Beginner trying to ignore NaN type missing data in the pipeline

Quantopian's community platform is shutting down. Please read this post for more information and download your code.

Back to Community

posted Jan 23, 2017

I've been trying to create some filters in the pipeline with fundamental data ratios. However, I want to use adjusted ratios. When I apply a filter, the data frame automatically invalidates all calculated fields if there is at least one NaN in the calculation. I was wondering whether there is a way to replace NaN fields with zero so that the calculated fields are no longer invalid? This would allow me to use them later in the pipeline as a filter.

As an example I attach a notebook where the calculated field NWC is invalidated in cases when unearned revenue is missing.

Any suggestions are very appreciated!
Rob

5 responses

Stephen Kearney

Jan 23, 2017

df.fillna(0)

See:
http://chrisalbon.com/python/pandas_missing_data.html

Rob F

Jan 23, 2017

Thanks Stephen for the tip, however I can do this only once I run the pipeline, suggesting that I would have to calculate NWC again after I run the pipeline.

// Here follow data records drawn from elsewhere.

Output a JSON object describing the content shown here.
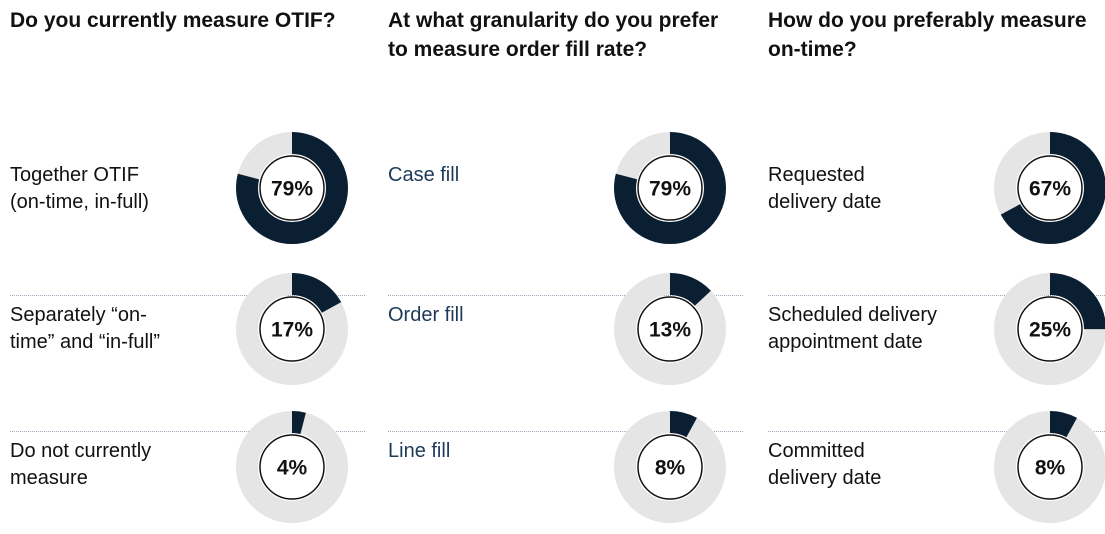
{
  "chart_data": [
    {
      "type": "donut",
      "title": "Do you currently measure OTIF?",
      "categories": [
        "Together OTIF (on-time, in-full)",
        "Separately “on-time” and “in-full”",
        "Do not currently measure"
      ],
      "values": [
        79,
        17,
        4
      ],
      "value_labels": [
        "79%",
        "17%",
        "4%"
      ],
      "color": "#0b1f33",
      "track_color": "#e5e5e5",
      "ylim": [
        0,
        100
      ]
    },
    {
      "type": "donut",
      "title": "At what granularity do you prefer to measure order fill rate?",
      "categories": [
        "Case fill",
        "Order fill",
        "Line fill"
      ],
      "values": [
        79,
        13,
        8
      ],
      "value_labels": [
        "79%",
        "13%",
        "8%"
      ],
      "color": "#0b1f33",
      "track_color": "#e5e5e5",
      "ylim": [
        0,
        100
      ]
    },
    {
      "type": "donut",
      "title": "How do you preferably measure on-time?",
      "categories": [
        "Requested delivery date",
        "Scheduled delivery appointment date",
        "Committed delivery date"
      ],
      "values": [
        67,
        25,
        8
      ],
      "value_labels": [
        "67%",
        "25%",
        "8%"
      ],
      "color": "#0b1f33",
      "track_color": "#e5e5e5",
      "ylim": [
        0,
        100
      ]
    }
  ]
}
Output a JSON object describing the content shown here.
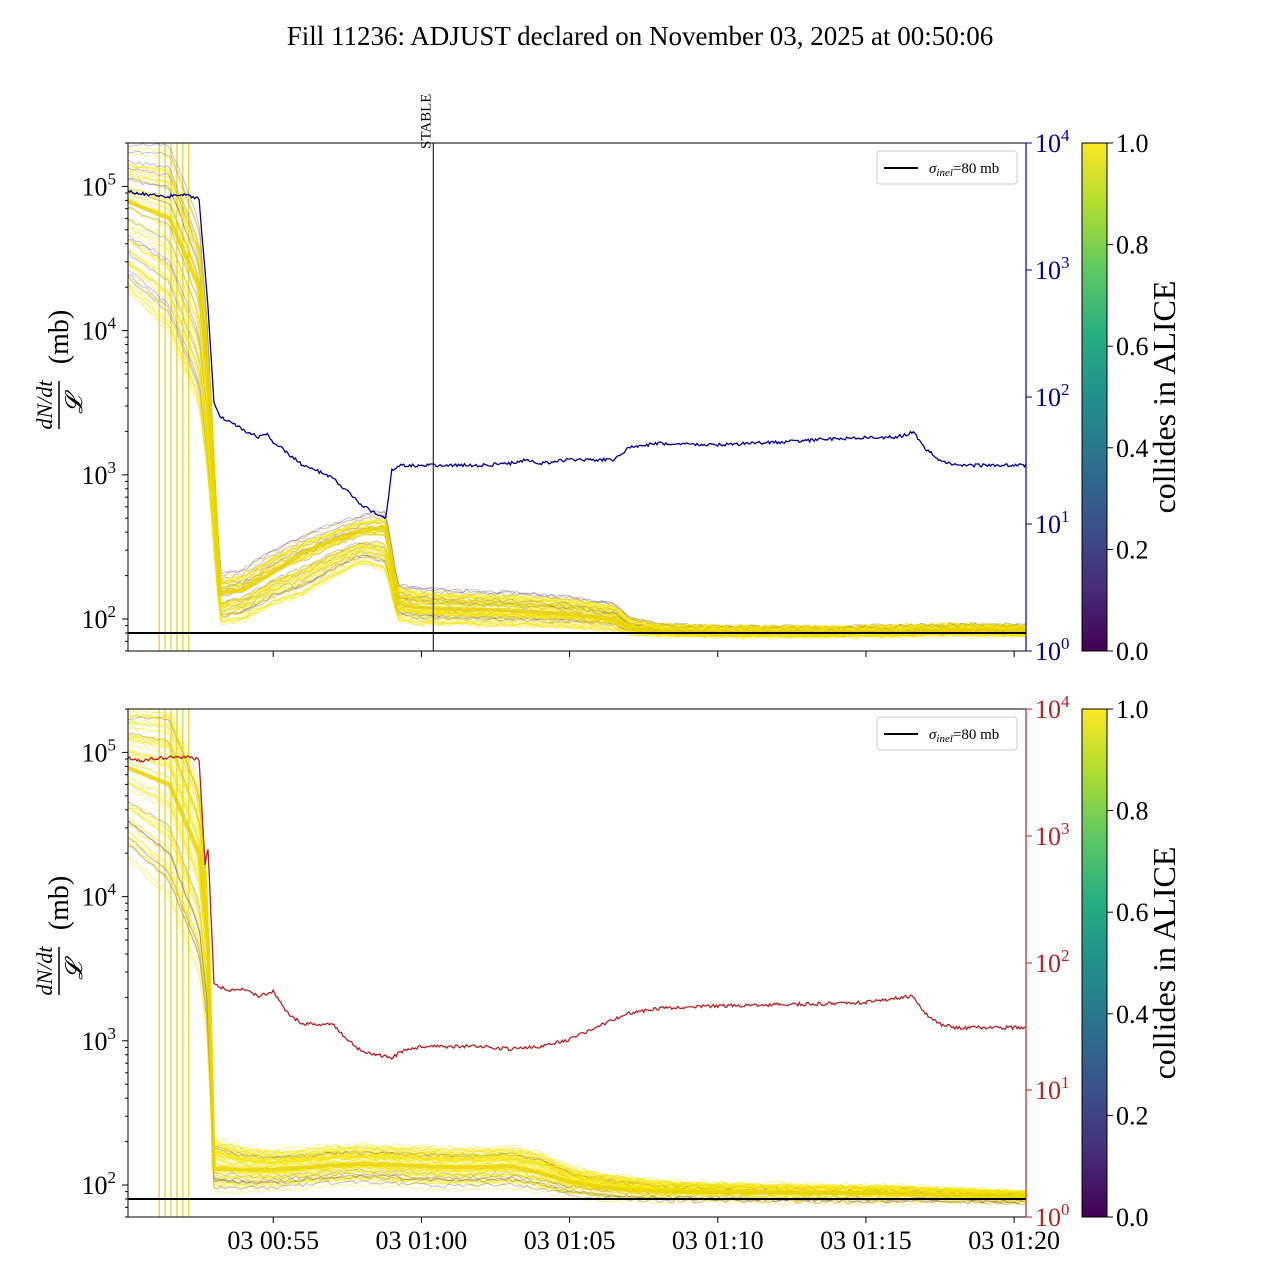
{
  "title": "Fill 11236: ADJUST declared on November 03, 2025 at 00:50:06",
  "colorbar": {
    "label": "collides in ALICE",
    "ticks": [
      "0.0",
      "0.2",
      "0.4",
      "0.6",
      "0.8",
      "1.0"
    ]
  },
  "colors": {
    "top_right_axis": "#00008b",
    "bottom_right_axis": "#b22222",
    "bunch_high": "#f5e400",
    "bunch_low": "#5b3b78",
    "reference_line": "#000000"
  },
  "chart_data": [
    {
      "type": "line",
      "panel": "top",
      "ylabel_left": "dN/dt / 𝓛 (mb)",
      "yscale_left": "log",
      "ylim_left": [
        60,
        200000
      ],
      "left_ticks": [
        {
          "base": "10",
          "exp": "2",
          "value": 100
        },
        {
          "base": "10",
          "exp": "3",
          "value": 1000
        },
        {
          "base": "10",
          "exp": "4",
          "value": 10000
        },
        {
          "base": "10",
          "exp": "5",
          "value": 100000
        }
      ],
      "yscale_right": "log",
      "ylim_right": [
        1,
        10000
      ],
      "right_ticks": [
        {
          "base": "10",
          "exp": "0",
          "value": 1
        },
        {
          "base": "10",
          "exp": "1",
          "value": 10
        },
        {
          "base": "10",
          "exp": "2",
          "value": 100
        },
        {
          "base": "10",
          "exp": "3",
          "value": 1000
        },
        {
          "base": "10",
          "exp": "4",
          "value": 10000
        }
      ],
      "xlim_min": [
        50.1,
        80.4
      ],
      "legend": {
        "label_sigma": "σ",
        "label_sub": "inel",
        "label_rest": "=80 mb",
        "placement": "top-right"
      },
      "annotation": {
        "text": "STABLE",
        "x_min": 60.4
      },
      "reference_line_value": 80,
      "right_series": {
        "x_min": [
          50.0,
          50.5,
          51.0,
          51.5,
          52.0,
          52.5,
          52.8,
          53.0,
          53.2,
          53.5,
          54.0,
          54.5,
          54.8,
          55.0,
          55.5,
          56.0,
          56.5,
          57.0,
          57.5,
          58.0,
          58.5,
          58.8,
          59.0,
          59.3,
          60.0,
          61.0,
          62.0,
          63.0,
          63.5,
          64.0,
          65.0,
          66.5,
          67.0,
          68.0,
          70.0,
          72.0,
          74.0,
          75.0,
          76.0,
          76.6,
          77.0,
          77.5,
          78.0,
          80.4
        ],
        "y": [
          4200,
          4000,
          3900,
          3800,
          3900,
          3600,
          500,
          90,
          70,
          65,
          55,
          48,
          52,
          44,
          36,
          29,
          26,
          23,
          18,
          14,
          12,
          11,
          27,
          29,
          29,
          29,
          29,
          30,
          32,
          30,
          32,
          32,
          40,
          43,
          42,
          44,
          47,
          48,
          48,
          53,
          39,
          32,
          29,
          29
        ]
      },
      "bunch_band": {
        "x_min": [
          50.0,
          51.5,
          52.5,
          52.8,
          53.2,
          54.0,
          55.0,
          56.0,
          57.0,
          58.0,
          58.8,
          59.2,
          60.0,
          61.0,
          63.0,
          65.0,
          66.5,
          67.0,
          68.0,
          70.0,
          72.0,
          74.0,
          76.0,
          78.0,
          80.4
        ],
        "high": [
          200000,
          200000,
          60000,
          10000,
          200,
          220,
          300,
          380,
          450,
          520,
          560,
          170,
          160,
          155,
          150,
          140,
          125,
          100,
          88,
          85,
          84,
          84,
          86,
          88,
          86
        ],
        "mid": [
          80000,
          60000,
          20000,
          5000,
          150,
          160,
          210,
          290,
          350,
          410,
          430,
          130,
          120,
          118,
          115,
          108,
          100,
          86,
          82,
          81,
          81,
          81,
          82,
          84,
          83
        ],
        "low": [
          20000,
          10000,
          3000,
          1000,
          95,
          100,
          130,
          150,
          200,
          250,
          220,
          100,
          95,
          94,
          92,
          90,
          86,
          81,
          80,
          80,
          80,
          80,
          80,
          81,
          81
        ]
      }
    },
    {
      "type": "line",
      "panel": "bottom",
      "ylabel_left": "dN/dt / 𝓛 (mb)",
      "yscale_left": "log",
      "ylim_left": [
        60,
        200000
      ],
      "left_ticks": [
        {
          "base": "10",
          "exp": "2",
          "value": 100
        },
        {
          "base": "10",
          "exp": "3",
          "value": 1000
        },
        {
          "base": "10",
          "exp": "4",
          "value": 10000
        },
        {
          "base": "10",
          "exp": "5",
          "value": 100000
        }
      ],
      "yscale_right": "log",
      "ylim_right": [
        1,
        10000
      ],
      "right_ticks": [
        {
          "base": "10",
          "exp": "0",
          "value": 1
        },
        {
          "base": "10",
          "exp": "1",
          "value": 10
        },
        {
          "base": "10",
          "exp": "2",
          "value": 100
        },
        {
          "base": "10",
          "exp": "3",
          "value": 1000
        },
        {
          "base": "10",
          "exp": "4",
          "value": 10000
        }
      ],
      "xlim_min": [
        50.1,
        80.4
      ],
      "x_ticks": [
        {
          "label": "03 00:55",
          "value": 55
        },
        {
          "label": "03 01:00",
          "value": 60
        },
        {
          "label": "03 01:05",
          "value": 65
        },
        {
          "label": "03 01:10",
          "value": 70
        },
        {
          "label": "03 01:15",
          "value": 75
        },
        {
          "label": "03 01:20",
          "value": 80
        }
      ],
      "legend": {
        "label_sigma": "σ",
        "label_sub": "inel",
        "label_rest": "=80 mb",
        "placement": "top-right"
      },
      "reference_line_value": 80,
      "right_series": {
        "x_min": [
          50.0,
          50.5,
          51.0,
          52.0,
          52.5,
          52.7,
          52.8,
          53.0,
          53.2,
          53.5,
          54.0,
          54.5,
          55.0,
          55.5,
          56.0,
          57.0,
          57.5,
          58.0,
          59.0,
          59.5,
          60.0,
          61.0,
          62.0,
          63.0,
          64.0,
          65.0,
          66.0,
          67.0,
          68.0,
          70.0,
          72.0,
          74.0,
          75.0,
          76.0,
          76.6,
          77.0,
          77.5,
          78.0,
          80.4
        ],
        "y": [
          4200,
          3900,
          4100,
          4200,
          4000,
          600,
          800,
          70,
          65,
          60,
          62,
          55,
          60,
          40,
          33,
          33,
          25,
          20,
          18,
          21,
          22,
          22,
          22,
          21,
          22,
          25,
          32,
          40,
          44,
          46,
          47,
          48,
          49,
          53,
          55,
          40,
          33,
          31,
          31
        ]
      },
      "bunch_band": {
        "x_min": [
          50.0,
          51.5,
          52.5,
          52.8,
          53.0,
          54.0,
          55.0,
          56.0,
          57.0,
          58.0,
          59.0,
          60.0,
          61.0,
          62.0,
          63.0,
          64.0,
          65.0,
          66.0,
          67.0,
          68.0,
          70.0,
          72.0,
          74.0,
          76.0,
          78.0,
          80.4
        ],
        "high": [
          200000,
          200000,
          60000,
          10000,
          200,
          175,
          165,
          170,
          178,
          180,
          178,
          175,
          172,
          172,
          175,
          160,
          128,
          115,
          108,
          102,
          98,
          96,
          95,
          94,
          90,
          86
        ],
        "mid": [
          80000,
          60000,
          20000,
          5000,
          130,
          128,
          128,
          132,
          137,
          140,
          138,
          135,
          133,
          133,
          135,
          122,
          105,
          97,
          93,
          90,
          89,
          88,
          88,
          87,
          85,
          83
        ],
        "low": [
          20000,
          10000,
          3000,
          1000,
          95,
          96,
          98,
          102,
          106,
          108,
          105,
          102,
          101,
          101,
          103,
          96,
          88,
          85,
          83,
          82,
          82,
          81,
          81,
          81,
          81,
          80
        ]
      }
    }
  ]
}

What if I wanted to do additional calculations with NWC before I run the pipeline? If I used .fillna(0) I would have to calculate NWC again after I run the pipeline and filter multiple times. It would be easier if I could just do all this before I run the pipeline.

Stephen Kearney

Jan 24, 2017

Hi Rob,

Try changing the next to last line to this:

result_df = run_pipeline(mypipeline(), '2016-05-05', '2016-05-05').fillna(0)

Rob F

Jan 24, 2017

good idea but unfortunately I'm running into the same issue. So far I had the most success with attaching .isnan() to the column. This however returns boolean and I'm having trouble specifying that I want 0 when true.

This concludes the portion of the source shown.